Balazs Bequest

Your Endowment Team is pleased to report a gift of $12,250 from the estate of Rosemary Balazs, who for decades was a member of our church along with her prominent artist husband Harold Balazs.

It was the Balazs’ long-time affiliation with UUCS that resulted in the bequest to the church, which was “near and dear to her heart,” said her daughter Erika Balazs. She also made bequests to Spokane’s Public Radio and Public Broadcasting stations and to the Harold Balazs Creating Wonder Scholarship Fund at the Innovia Foundation.

PHOTO COURTESY OF RICK SINGER PHOTOGRAPHY

Harold Balazs, a sculptor, painter, metal fabricator and boat builder, died at age 89 in 2017. Rosemary, 91, died in December 2022. She was an important factor in her husband’s ability to create his work, according to Erika Balazs.
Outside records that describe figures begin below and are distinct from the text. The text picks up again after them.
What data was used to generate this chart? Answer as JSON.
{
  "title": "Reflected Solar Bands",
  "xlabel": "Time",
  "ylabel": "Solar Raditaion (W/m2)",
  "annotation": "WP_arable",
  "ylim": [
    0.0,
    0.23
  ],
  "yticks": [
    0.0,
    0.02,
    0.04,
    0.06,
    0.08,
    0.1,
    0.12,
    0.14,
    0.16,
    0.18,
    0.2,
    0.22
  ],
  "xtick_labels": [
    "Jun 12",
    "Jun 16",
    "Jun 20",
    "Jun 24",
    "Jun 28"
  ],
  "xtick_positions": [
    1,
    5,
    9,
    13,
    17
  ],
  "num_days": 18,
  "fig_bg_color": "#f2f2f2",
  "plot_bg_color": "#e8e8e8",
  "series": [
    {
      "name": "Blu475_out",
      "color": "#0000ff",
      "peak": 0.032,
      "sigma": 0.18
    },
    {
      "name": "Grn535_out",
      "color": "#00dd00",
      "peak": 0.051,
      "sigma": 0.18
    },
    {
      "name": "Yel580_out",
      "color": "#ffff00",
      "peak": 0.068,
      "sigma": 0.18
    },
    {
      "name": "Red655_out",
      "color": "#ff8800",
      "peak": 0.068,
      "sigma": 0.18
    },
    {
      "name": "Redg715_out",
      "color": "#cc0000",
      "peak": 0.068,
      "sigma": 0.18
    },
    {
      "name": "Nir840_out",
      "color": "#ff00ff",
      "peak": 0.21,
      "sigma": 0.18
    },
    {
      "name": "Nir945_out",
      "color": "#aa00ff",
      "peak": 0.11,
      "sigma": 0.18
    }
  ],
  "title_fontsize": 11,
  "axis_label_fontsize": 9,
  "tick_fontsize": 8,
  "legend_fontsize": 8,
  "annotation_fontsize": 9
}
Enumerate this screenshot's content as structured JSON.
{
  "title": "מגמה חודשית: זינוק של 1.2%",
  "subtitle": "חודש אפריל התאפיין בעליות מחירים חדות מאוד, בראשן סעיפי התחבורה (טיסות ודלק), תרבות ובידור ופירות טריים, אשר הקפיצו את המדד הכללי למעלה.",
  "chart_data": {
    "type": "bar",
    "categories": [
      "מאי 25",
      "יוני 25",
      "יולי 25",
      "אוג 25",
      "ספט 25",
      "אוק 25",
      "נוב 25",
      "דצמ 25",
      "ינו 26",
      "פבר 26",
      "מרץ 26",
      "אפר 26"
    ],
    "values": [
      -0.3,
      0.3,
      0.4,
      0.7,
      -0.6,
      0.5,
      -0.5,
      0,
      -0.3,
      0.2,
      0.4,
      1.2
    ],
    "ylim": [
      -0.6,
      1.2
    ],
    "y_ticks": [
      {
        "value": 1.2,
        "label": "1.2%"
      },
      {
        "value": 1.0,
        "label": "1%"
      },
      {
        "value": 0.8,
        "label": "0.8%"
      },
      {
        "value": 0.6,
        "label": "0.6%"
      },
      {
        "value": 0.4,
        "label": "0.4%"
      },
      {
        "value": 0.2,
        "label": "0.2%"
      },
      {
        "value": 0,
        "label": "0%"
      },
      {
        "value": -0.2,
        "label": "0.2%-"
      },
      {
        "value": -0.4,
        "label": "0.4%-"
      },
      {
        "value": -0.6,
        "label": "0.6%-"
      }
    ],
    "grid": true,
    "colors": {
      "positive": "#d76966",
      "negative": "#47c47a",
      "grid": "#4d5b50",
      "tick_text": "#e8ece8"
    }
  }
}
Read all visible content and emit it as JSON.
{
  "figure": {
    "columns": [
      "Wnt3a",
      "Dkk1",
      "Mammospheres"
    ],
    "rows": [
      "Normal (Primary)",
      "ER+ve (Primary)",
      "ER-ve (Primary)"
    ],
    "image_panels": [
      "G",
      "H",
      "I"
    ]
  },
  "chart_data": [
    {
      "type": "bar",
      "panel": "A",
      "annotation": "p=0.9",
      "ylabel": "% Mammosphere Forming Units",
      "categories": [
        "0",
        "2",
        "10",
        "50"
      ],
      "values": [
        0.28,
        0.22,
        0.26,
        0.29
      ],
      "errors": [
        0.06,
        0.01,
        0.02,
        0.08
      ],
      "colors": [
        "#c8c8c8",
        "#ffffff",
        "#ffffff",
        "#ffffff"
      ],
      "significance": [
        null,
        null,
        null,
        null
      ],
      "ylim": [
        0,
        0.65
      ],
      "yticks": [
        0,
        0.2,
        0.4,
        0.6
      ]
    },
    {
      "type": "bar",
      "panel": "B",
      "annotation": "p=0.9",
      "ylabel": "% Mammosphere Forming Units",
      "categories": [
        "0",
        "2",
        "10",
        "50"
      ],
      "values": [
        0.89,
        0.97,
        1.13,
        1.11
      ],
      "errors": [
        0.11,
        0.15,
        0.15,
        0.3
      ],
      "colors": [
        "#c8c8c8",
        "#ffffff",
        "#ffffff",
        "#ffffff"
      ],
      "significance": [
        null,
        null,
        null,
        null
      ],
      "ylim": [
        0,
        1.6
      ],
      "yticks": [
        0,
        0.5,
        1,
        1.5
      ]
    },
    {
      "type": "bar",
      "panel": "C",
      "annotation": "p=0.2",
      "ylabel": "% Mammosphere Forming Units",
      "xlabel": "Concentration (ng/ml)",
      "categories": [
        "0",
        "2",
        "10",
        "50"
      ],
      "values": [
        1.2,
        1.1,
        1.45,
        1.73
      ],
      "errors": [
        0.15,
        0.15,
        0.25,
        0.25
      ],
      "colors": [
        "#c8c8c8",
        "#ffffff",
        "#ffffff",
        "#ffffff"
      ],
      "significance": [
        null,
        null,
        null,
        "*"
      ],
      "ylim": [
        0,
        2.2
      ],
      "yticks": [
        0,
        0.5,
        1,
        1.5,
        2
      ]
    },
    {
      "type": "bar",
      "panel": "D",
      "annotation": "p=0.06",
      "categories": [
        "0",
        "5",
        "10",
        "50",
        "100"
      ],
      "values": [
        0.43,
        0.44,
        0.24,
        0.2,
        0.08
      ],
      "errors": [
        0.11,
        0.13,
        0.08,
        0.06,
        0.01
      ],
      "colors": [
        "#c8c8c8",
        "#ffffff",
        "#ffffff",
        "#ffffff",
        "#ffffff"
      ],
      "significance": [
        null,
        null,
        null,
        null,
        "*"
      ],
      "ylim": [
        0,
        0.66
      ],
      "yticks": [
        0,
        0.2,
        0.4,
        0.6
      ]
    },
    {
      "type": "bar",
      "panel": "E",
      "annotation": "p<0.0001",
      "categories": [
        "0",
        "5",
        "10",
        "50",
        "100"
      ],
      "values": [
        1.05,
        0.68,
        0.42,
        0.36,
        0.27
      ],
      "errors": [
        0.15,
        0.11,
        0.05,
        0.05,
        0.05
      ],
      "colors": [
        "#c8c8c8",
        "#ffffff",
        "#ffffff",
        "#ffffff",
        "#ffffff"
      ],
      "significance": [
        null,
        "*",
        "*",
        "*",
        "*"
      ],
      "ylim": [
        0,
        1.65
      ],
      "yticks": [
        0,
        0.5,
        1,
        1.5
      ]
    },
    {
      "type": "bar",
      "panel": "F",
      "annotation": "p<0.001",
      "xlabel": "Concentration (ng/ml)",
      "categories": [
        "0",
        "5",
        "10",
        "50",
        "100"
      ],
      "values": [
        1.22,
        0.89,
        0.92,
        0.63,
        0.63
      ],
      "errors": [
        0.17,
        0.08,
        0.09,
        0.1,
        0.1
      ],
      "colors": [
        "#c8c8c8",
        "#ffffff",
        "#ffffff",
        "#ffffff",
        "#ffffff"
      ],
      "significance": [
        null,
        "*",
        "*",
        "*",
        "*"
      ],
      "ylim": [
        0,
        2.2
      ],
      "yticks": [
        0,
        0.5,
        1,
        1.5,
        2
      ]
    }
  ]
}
Balazs was famous for his ecclesiastical art, much of it produced in the 1950s and ‘60s. His sculptures, stained glass and relief work can be seen at more than 200 Pacific Northwest churches and synagogues. It enriches several places in our church, including the front entryway doors and lanterns, and the chapel art.

In 2021, St. Luke Lutheran Church in north Spokane dedicated eight pieces of his brutalist midcentury work, including an altar, baptismal font, and a 65-year old series of sculptures called “Easter 1-8.” The pieces were originally created for Bethlehem Lutheran in 1956.

A Spokesman-Review article by Audrey Overstreet on the St. Luke dedication noted that Balazs was a member of UUCS, “where most left-leaning parishioners believe Jesus was a man, not God.“ She observed that Balazs was always focused on creating beauty, whether religious or sectarian, such as the huge Rotary Fountain he created for Riverfront Park in 2006 where children frolic on hot summer days. His serpentine, humorous Transcend The Bullshit posters were also wildly popular.

This bequest is a further reminder of the Balazs family’s heritage in Spokane and their contributions to our congregation.